– Здорово, Анатолий. Скажи, куда ты Нину Александровну возил?
– За город отвез, в Ивантеевку.
– Куда? Это как ехать надо?
– Ну как?.. через Мытищи.
– А именно куда ее отвез? Там что?
– Пансионат какой-то… чего-то там… «Ясные дали».
– Туда она, в него?
– Не отвечаю. Она сказала мне остановиться и пошла.
– Ну а за ней приехать?
– Сказала, что не надо. На такси.
– Пансионат там только?
– Пансионат, деревня, церквушка какая-то… ценная…
Что, начало к иконам, Нин, поближе к богомолкам с высохшими лицами и тоненькими свечками – встать на колени перед чудотворным образом Николы Мокрого, молить о ниспослании… он может все, что недоступно эскулапам, достать ребенка с илистого дна опять живым?.. Терпеть не могу попрошаек, которые выклянчивают чудо, будто подаяние… вот этот шлак «подай» и «принеси», ничтожность собственных усилий – пусть как-нибудь само устроится и образуется.

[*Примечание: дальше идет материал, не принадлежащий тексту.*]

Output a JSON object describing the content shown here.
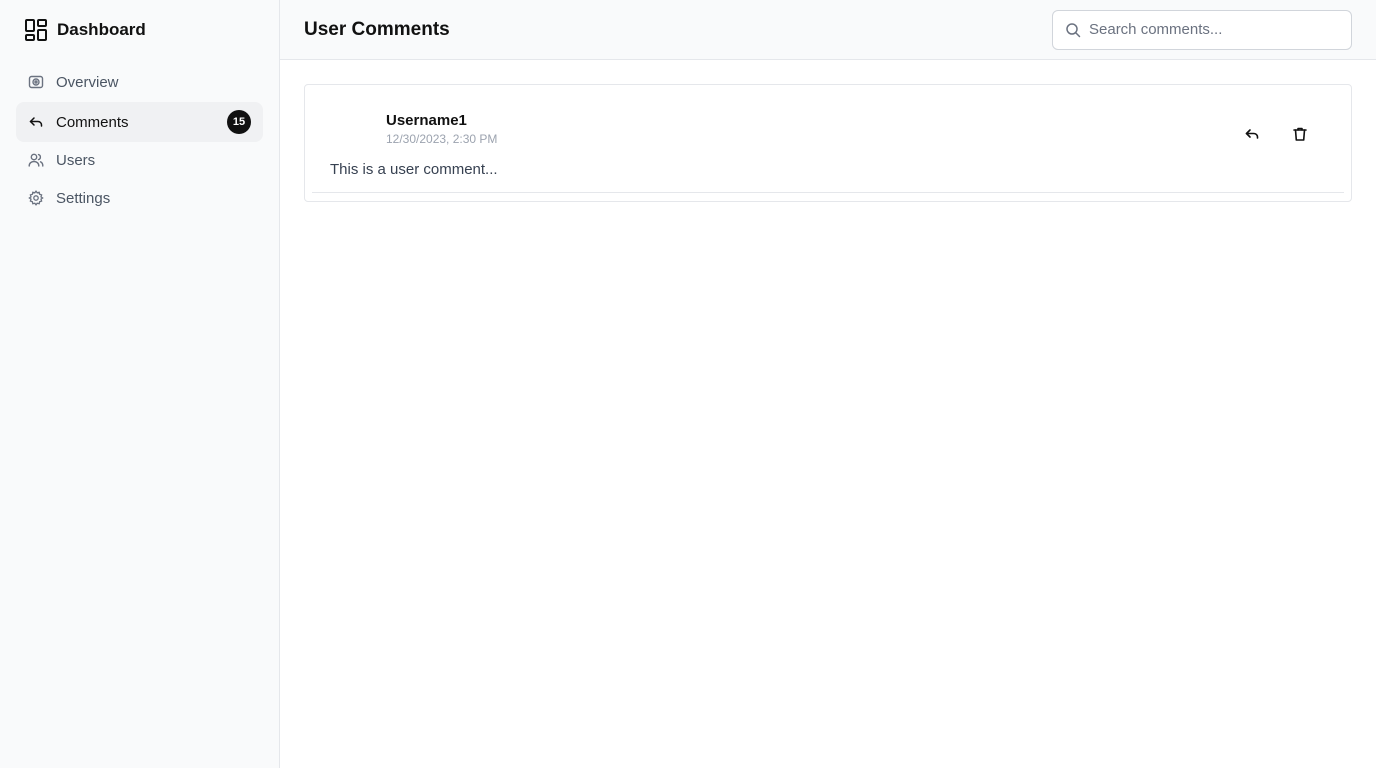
{
  "sidebar": {
    "brand": {
      "title": "Dashboard",
      "icon": "dashboard-grid-icon"
    },
    "items": [
      {
        "label": "Overview",
        "icon": "overview-icon",
        "active": false
      },
      {
        "label": "Comments",
        "icon": "reply-icon",
        "active": true,
        "badge": "15"
      },
      {
        "label": "Users",
        "icon": "users-icon",
        "active": false
      },
      {
        "label": "Settings",
        "icon": "gear-icon",
        "active": false
      }
    ]
  },
  "header": {
    "title": "User Comments",
    "search": {
      "placeholder": "Search comments...",
      "value": ""
    }
  },
  "comments": [
    {
      "username": "Username1",
      "timestamp": "12/30/2023, 2:30 PM",
      "text": "This is a user comment...",
      "actions": {
        "reply_icon": "reply-icon",
        "delete_icon": "trash-icon"
      }
    }
  ],
  "colors": {
    "sidebar_bg": "#f9fafb",
    "active_item_bg": "#f0f1f3",
    "badge_bg": "#111111",
    "border": "#e5e7eb",
    "muted_text": "#9ca3af"
  }
}
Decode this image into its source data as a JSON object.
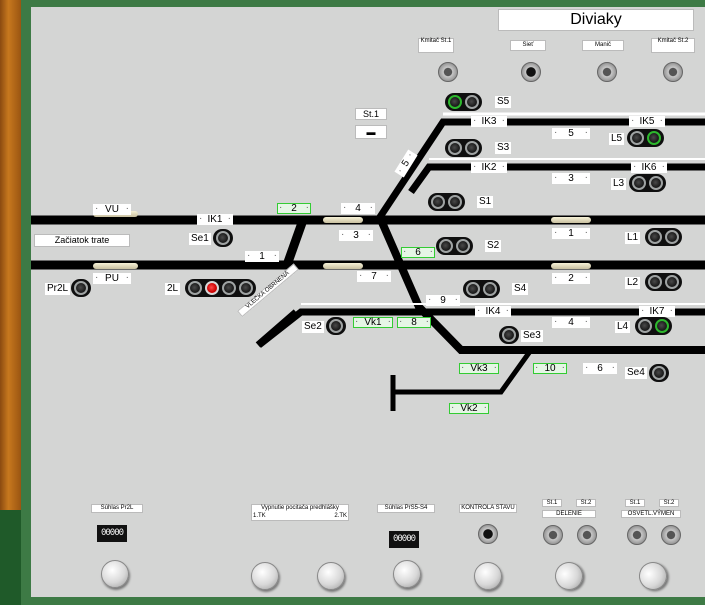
{
  "station_name": "Diviaky",
  "top_buttons": [
    {
      "label": "Kmitač St.1"
    },
    {
      "label": "Sieť"
    },
    {
      "label": "Manič"
    },
    {
      "label": "Kmitač St.2"
    }
  ],
  "st1_label": "St.1",
  "start_label": "Začiatok trate",
  "vu_label": "VU",
  "pu_label": "PU",
  "vlecka_label": "VLEČKA OBRNENÁ",
  "track_numbers": {
    "t1_left": "1",
    "t2_left": "2",
    "t3_left": "3",
    "t4_left": "4",
    "t5_diag": "5",
    "t6": "6",
    "t7": "7",
    "t8": "8",
    "t9": "9",
    "t10": "10",
    "t6b": "6",
    "r5": "5",
    "r3": "3",
    "r1": "1",
    "r2": "2",
    "r4": "4",
    "vk1": "Vk1",
    "vk2": "Vk2",
    "vk3": "Vk3"
  },
  "insulation": {
    "ik1": "IK1",
    "ik2": "IK2",
    "ik3": "IK3",
    "ik4": "IK4",
    "ik5": "IK5",
    "ik6": "IK6",
    "ik7": "IK7"
  },
  "signals": {
    "se1": "Se1",
    "pr2l": "Pr2L",
    "s2l": "2L",
    "se2": "Se2",
    "s5": "S5",
    "s3": "S3",
    "s1": "S1",
    "s2": "S2",
    "s4": "S4",
    "se3": "Se3",
    "se4": "Se4",
    "l5": "L5",
    "l3": "L3",
    "l1": "L1",
    "l2": "L2",
    "l4": "L4"
  },
  "bottom": {
    "suhlas_pr2l": "Súhlas Pr2L",
    "counter1": "00000",
    "vypnutie": "Vypnutie pocitača predhlášky",
    "tk1": "1.TK",
    "tk2": "2.TK",
    "suhlas_s5s4": "Súhlas PrS5-S4",
    "counter2": "00000",
    "kontrola": "KONTROLA STAVU",
    "st1a": "St.1",
    "st2a": "St.2",
    "delenie": "DELENIE",
    "st1b": "St.1",
    "st2b": "St.2",
    "osvetl": "OSVETL.VÝMEN"
  },
  "colors": {
    "panel": "#d4d5d4",
    "track": "#000000",
    "frame": "#3d7a45",
    "wood": "#c7781e",
    "red_lamp": "#cc0000",
    "green_ring": "#2db82d"
  }
}
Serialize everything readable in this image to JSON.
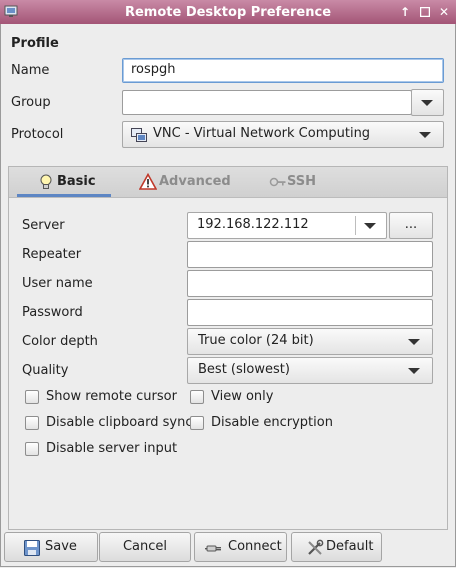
{
  "window": {
    "title": "Remote Desktop Preference"
  },
  "profile": {
    "section_label": "Profile",
    "name_label": "Name",
    "name_value": "rospgh",
    "group_label": "Group",
    "group_value": "",
    "protocol_label": "Protocol",
    "protocol_value": "VNC - Virtual Network Computing"
  },
  "tabs": [
    {
      "label": "Basic",
      "icon": "lightbulb-icon",
      "active": true
    },
    {
      "label": "Advanced",
      "icon": "warning-icon",
      "active": false
    },
    {
      "label": "SSH",
      "icon": "key-icon",
      "active": false
    }
  ],
  "basic": {
    "server_label": "Server",
    "server_value": "192.168.122.112",
    "server_browse": "...",
    "repeater_label": "Repeater",
    "repeater_value": "",
    "username_label": "User name",
    "username_value": "",
    "password_label": "Password",
    "password_value": "",
    "colordepth_label": "Color depth",
    "colordepth_value": "True color (24 bit)",
    "quality_label": "Quality",
    "quality_value": "Best (slowest)",
    "checks": {
      "show_remote_cursor": "Show remote cursor",
      "view_only": "View only",
      "disable_clipboard_sync": "Disable clipboard sync",
      "disable_encryption": "Disable encryption",
      "disable_server_input": "Disable server input"
    }
  },
  "buttons": {
    "save": "Save",
    "cancel": "Cancel",
    "connect": "Connect",
    "default": "Default"
  },
  "colors": {
    "titlebar": "#a35576",
    "tab_accent": "#5d86c4"
  }
}
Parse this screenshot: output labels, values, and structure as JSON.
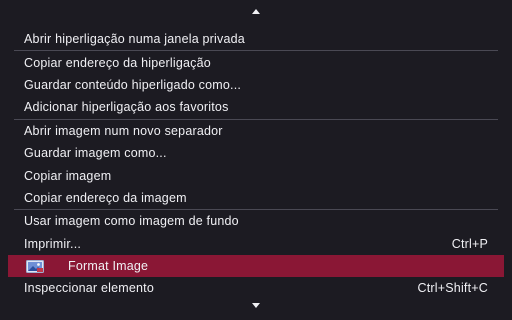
{
  "menu": {
    "scroll_up_icon": "chevron-up-icon",
    "scroll_down_icon": "chevron-down-icon",
    "items": [
      {
        "label": "Abrir hiperligação numa janela privada",
        "shortcut": ""
      },
      {
        "label": "Copiar endereço da hiperligação",
        "shortcut": ""
      },
      {
        "label": "Guardar conteúdo hiperligado como...",
        "shortcut": ""
      },
      {
        "label": "Adicionar hiperligação aos favoritos",
        "shortcut": ""
      },
      {
        "label": "Abrir imagem num novo separador",
        "shortcut": ""
      },
      {
        "label": "Guardar imagem como...",
        "shortcut": ""
      },
      {
        "label": "Copiar imagem",
        "shortcut": ""
      },
      {
        "label": "Copiar endereço da imagem",
        "shortcut": ""
      },
      {
        "label": "Usar imagem como imagem de fundo",
        "shortcut": ""
      },
      {
        "label": "Imprimir...",
        "shortcut": "Ctrl+P"
      },
      {
        "label": "Format Image",
        "shortcut": "",
        "icon": "format-image-icon",
        "highlighted": true
      },
      {
        "label": "Inspeccionar elemento",
        "shortcut": "Ctrl+Shift+C"
      }
    ]
  },
  "colors": {
    "background": "#1c1b22",
    "text": "#f0f0f4",
    "highlight": "#8a1735",
    "separator": "#4a4954"
  }
}
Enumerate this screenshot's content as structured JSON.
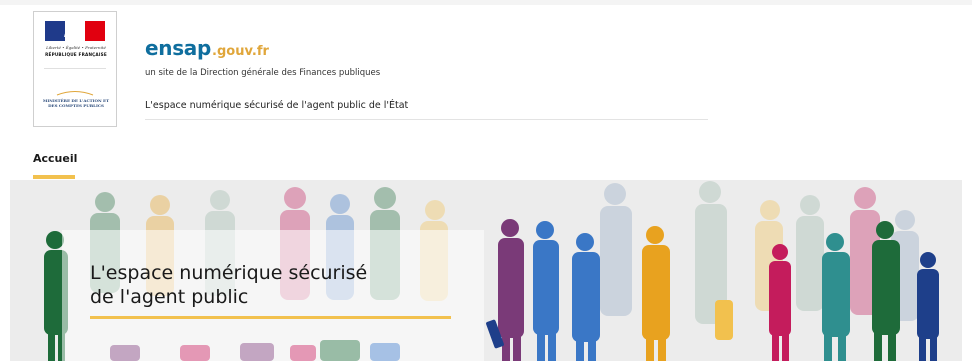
{
  "header": {
    "logo": {
      "flag_colors": [
        "#1f3a8a",
        "#ffffff",
        "#e1000f"
      ],
      "motto": "Liberté • Égalité • Fraternité",
      "republic": "RÉPUBLIQUE FRANÇAISE",
      "ministry": "MINISTÈRE DE L'ACTION ET DES COMPTES PUBLICS"
    },
    "brand_main": "ensap",
    "brand_suffix": ".gouv.fr",
    "tagline": "un site de la Direction générale des Finances publiques",
    "subtitle": "L'espace numérique sécurisé de l'agent public de l'État"
  },
  "nav": {
    "items": [
      {
        "label": "Accueil",
        "active": true
      }
    ]
  },
  "banner": {
    "title_line1": "L'espace numérique sécurisé",
    "title_line2": "de l'agent public",
    "accent_color": "#f2c14e",
    "silhouette_colors": [
      "#1e6b3a",
      "#7a3a78",
      "#c41c5c",
      "#3a77c6",
      "#e8a21f",
      "#8fa7c2",
      "#9ab8a8",
      "#f2c14e",
      "#2f8f8f",
      "#1e3f8a"
    ]
  }
}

В машине он набрал ее, погладил пальцем кнопку вызова и надавил «отмену». Погнал на северо-восток. В Мытищи они ездили, там был специализированный детский дом, то есть музыкальный интернат для сирот и детей, оставшихся без попечения родителей… пронзительно-нелепо-жалко в основном, как потуги дебилов в больничном спектакле, но было несколько ребят рукастых, яснослышащих и хор почти такой же, который он услышал ребенком в гуле самолетных двигателей, когда летел в Варшаву на конкурс имени Шопена.
Камлаев давал деньги на инструменты, на компьютеры, он много вообще куда давал – без телекамер и бла-бла… поскольку сказано, не стоит трубить перед собой, как лицемеры в синагогах и на улицах…
Что было нужно Нине в музыкальном интернате, тянуло что туда, он мог предположить, больше, чем знал, хотя и не было об этом между ними сказано ни слова. Он знал, что она знает, что он не хочет, не согласен – вместо. Ему, Камлаеву, не надо чужого семени… да и она сейчас промчалась дальше, оставив интернат в Мытищах побоку. Куда?
2
Не набирал очки известно перед кем, но вид растущих вкривь и вкось, навыворот, вот это равенство всех миллиардов, всех новорожденных перед корежащим, безбожно-людоедским гнетом слепой природы, биологический детерминизм в чистейшем виде (одно-единственное лишнее кощунственное повторение крохотного кода в длиннющей генетической абракадабре, и ты обречен) его приводили в тяжелое мрачное бешенство. Холодная расчисленная тяга к совершенству руководила им – как будто равносильный в нем, Камлаеве, защитному врожденный гармонический инстинкт, которым накрепко было прошито сердце, хотя и стали расползаться, гнить со временем вот эти суровые белые нитки: убить плодящую нас всех случайность, хотя б на толику, на рубль, на грош, но привести к порядку эту вековечную давильню, хотя б немного и немногих потянуть из крайнего регистра унижения и обделенности.
Сентиментальность моментальна, нахлынула – швырнул безногому копеечку, через минуту – все, остыл, опять гребешь самозабвенно под себя и чавкаешь до следующего приступа душевности. Бросить копейку, подаяние – это еще-уже не милосердие. Милосердие – это делиться необходимым себе. Отдать половину. Он, росший барчуком и обожравшийся благами до тошноты, до ровного к ним отношения на всю оставшуюся жизнь, считал, что нищие не могут обучиться милосердию. Богач, по крайней мере, уж точно не подлее бедняка, хотя народ его, Камлаева, страны упрямо искони настаивал на большей подлости богатого. Одни других стоили, грехов было поровну и подвигов тоже.
Полуголодный бедный преисполнен неподотчетной ли, сознательной ли ненависти к высшим, он ею питается, несчастный зачастую не собственной реальной проголодью, а показанным ему чужим превосходящим уровнем, отсюда и самообман, всегдашняя готовность приплюсовать себя к голодным беспризорникам и старикам, он – с ними целое, одно, он – тоже жертва, тот, в чью пользу должно жертвовать. «Вот пусть они, – кивок на знать любого толка, на гладкого Камлаева, – и раскошелятся, им хорошо теперь: сперва наворовали и благодетельствуют с жиру». Какого милосердия можно ждать от человека, который сам себя мнит обворованным?